FIG 3.

Kaplan-Meier curves. (A) OS of all patients (left) and by TP53 mutation status (right); (B) OS of patients who received allo-HSCT and patients who did not, including all patients (left), and patients with TP53 mutations (right) using landmark analysis to control for lead-time bias, with 10 months as the landmark time point to include all patients with TP53 mutations who received allo-HSCT. Patients who discontinued or were lost to follow-up before the landmark time point were excluded from the analyses. The allo-HSCT group includes all patients who had allo-HSCT by the landmark time point. The no allo-HSCT group includes all patients who did not receive allo-HSCT or received allo-HSCT after the landmark time point (n = 1).
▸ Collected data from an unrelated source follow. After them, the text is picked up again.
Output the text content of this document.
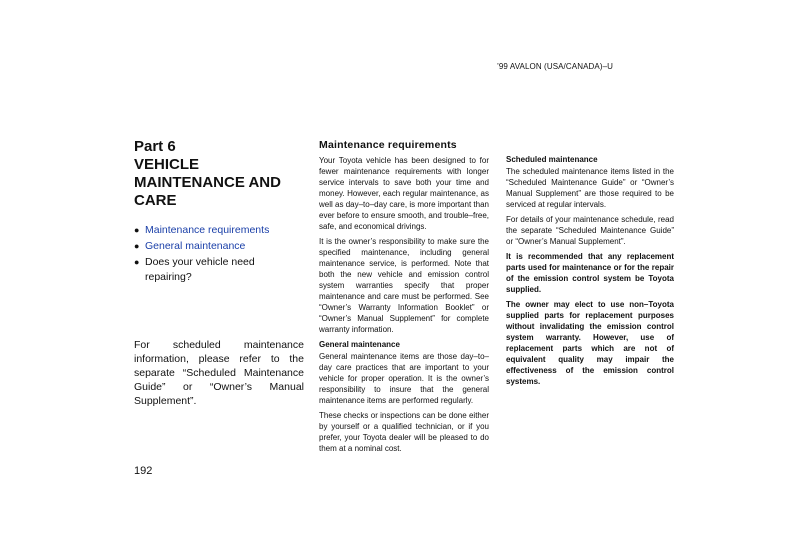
’99 AVALON (USA/CANADA)–U
Part 6
VEHICLE
MAINTENANCE AND
CARE
● Maintenance requirements
● General maintenance
● Does your vehicle need repairing?

For scheduled maintenance information, please refer to the separate “Scheduled Maintenance Guide” or “Owner’s Manual Supplement”.

Maintenance requirements

Your Toyota vehicle has been designed to for fewer maintenance requirements with longer service intervals to save both your time and money. However, each regular maintenance, as well as day–to–day care, is more important than ever before to ensure smooth, and trouble–free, safe, and economical drivings.

It is the owner’s responsibility to make sure the specified maintenance, including general maintenance service, is performed. Note that both the new vehicle and emission control system warranties specify that proper maintenance and care must be performed. See “Owner’s Warranty Information Booklet” or “Owner’s Manual Supplement” for complete warranty information.

General maintenance

General maintenance items are those day–to–day care practices that are important to your vehicle for proper operation. It is the owner’s responsibility to insure that the general maintenance items are performed regularly.

These checks or inspections can be done either by yourself or a qualified technician, or if you prefer, your Toyota dealer will be pleased to do them at a nominal cost.

Scheduled maintenance

The scheduled maintenance items listed in the “Scheduled Maintenance Guide” or “Owner’s Manual Supplement” are those required to be serviced at regular intervals.

For details of your maintenance schedule, read the separate “Scheduled Maintenance Guide” or “Owner’s Manual Supplement”.

It is recommended that any replacement parts used for maintenance or for the repair of the emission control system be Toyota supplied.

The owner may elect to use non–Toyota supplied parts for replacement purposes without invalidating the emission control system warranty. However, use of replacement parts which are not of equivalent quality may impair the effectiveness of the emission control systems.

192
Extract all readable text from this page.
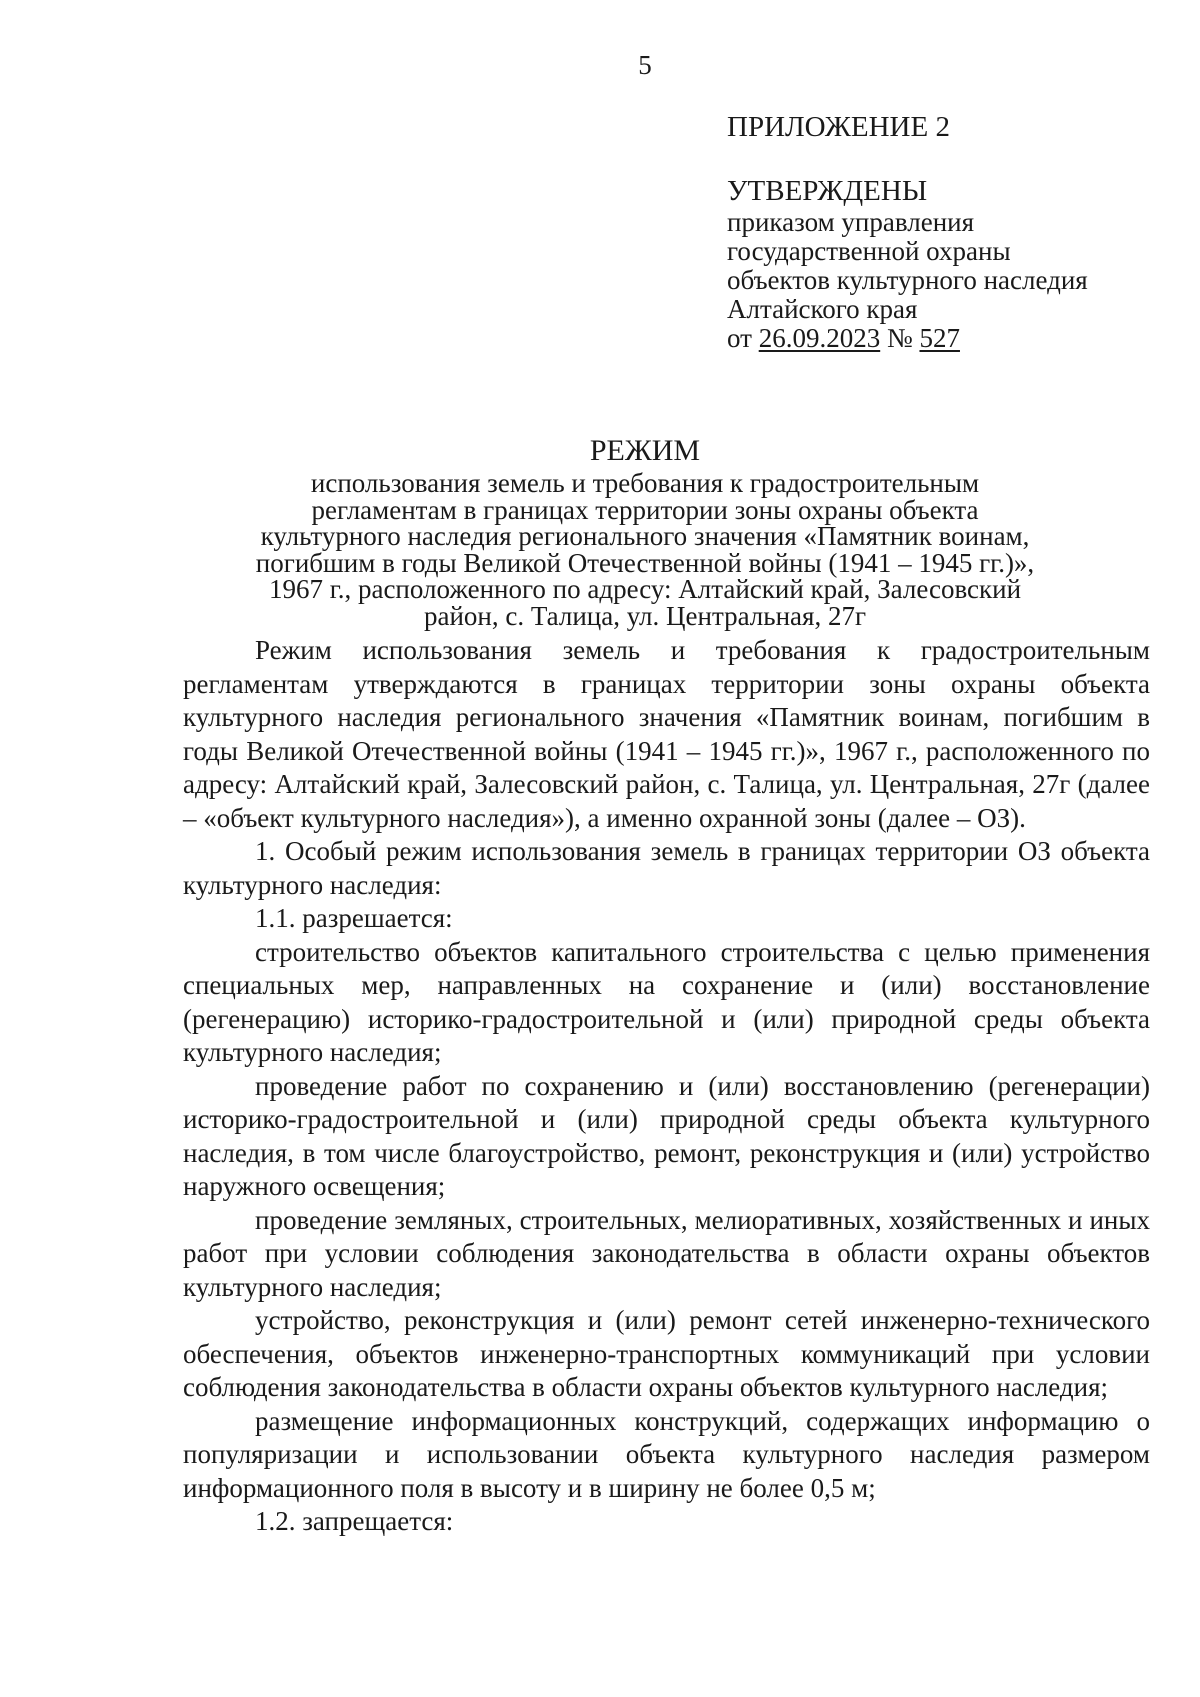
5

ПРИЛОЖЕНИЕ 2

УТВЕРЖДЕНЫ

приказом управления

государственной охраны

объектов культурного наследия

Алтайского края

от 26.09.2023 № 527

РЕЖИМ

использования земель и требования к градостроительным

регламентам в границах территории зоны охраны объекта

культурного наследия регионального значения «Памятник воинам,

погибшим в годы Великой Отечественной войны (1941 – 1945 гг.)»,

1967 г., расположенного по адресу: Алтайский край, Залесовский

район, с. Талица, ул. Центральная, 27г

Режим использования земель и требования к градостроительным регламентам утверждаются в границах территории зоны охраны объекта культурного наследия регионального значения «Памятник воинам, погибшим в годы Великой Отечественной войны (1941 – 1945 гг.)», 1967 г., расположенного по адресу: Алтайский край, Залесовский район, с. Талица, ул. Центральная, 27г (далее – «объект культурного наследия»), а именно охранной зоны (далее – ОЗ).

1. Особый режим использования земель в границах территории ОЗ объекта культурного наследия:

1.1. разрешается:

строительство объектов капитального строительства с целью применения специальных мер, направленных на сохранение и (или) восстановление (регенерацию) историко-градостроительной и (или) природной среды объекта культурного наследия;

проведение работ по сохранению и (или) восстановлению (регенерации) историко-градостроительной и (или) природной среды объекта культурного наследия, в том числе благоустройство, ремонт, реконструкция и (или) устройство наружного освещения;

проведение земляных, строительных, мелиоративных, хозяйственных и иных работ при условии соблюдения законодательства в области охраны объектов культурного наследия;

устройство, реконструкция и (или) ремонт сетей инженерно-технического обеспечения, объектов инженерно-транспортных коммуникаций при условии соблюдения законодательства в области охраны объектов культурного наследия;

размещение информационных конструкций, содержащих информацию о популяризации и использовании объекта культурного наследия размером информационного поля в высоту и в ширину не более 0,5 м;

1.2. запрещается:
Among patients bridged to allo-HSCT, the median (range) age was 68 (51-73) years, and ECOG performance status at screening was 0 in 3 of 10 (30%), 1 in 5 of 10 (50%), and 2 in 2 of 10 (20%). Eight patients had adverse-risk cytogenetics, one had intermediate-I risk, and one had unknown risk; three had AML related to previous chemotherapy or radiation; and seven were RBC transfusion-independent at baseline. Allo-HSCT was entirely at the discretion of the investigator, and patients took off-trial treatment before conditioning, so no additional information is available. Censored patients are represented by vertical tick marks in the Kaplan-Meier curve. Allo-HSCT, allogeneic hematopoietic stem-cell transplantation; ECOG, Eastern Cooperative Oncology Group; NA, not available; OS, overall survival.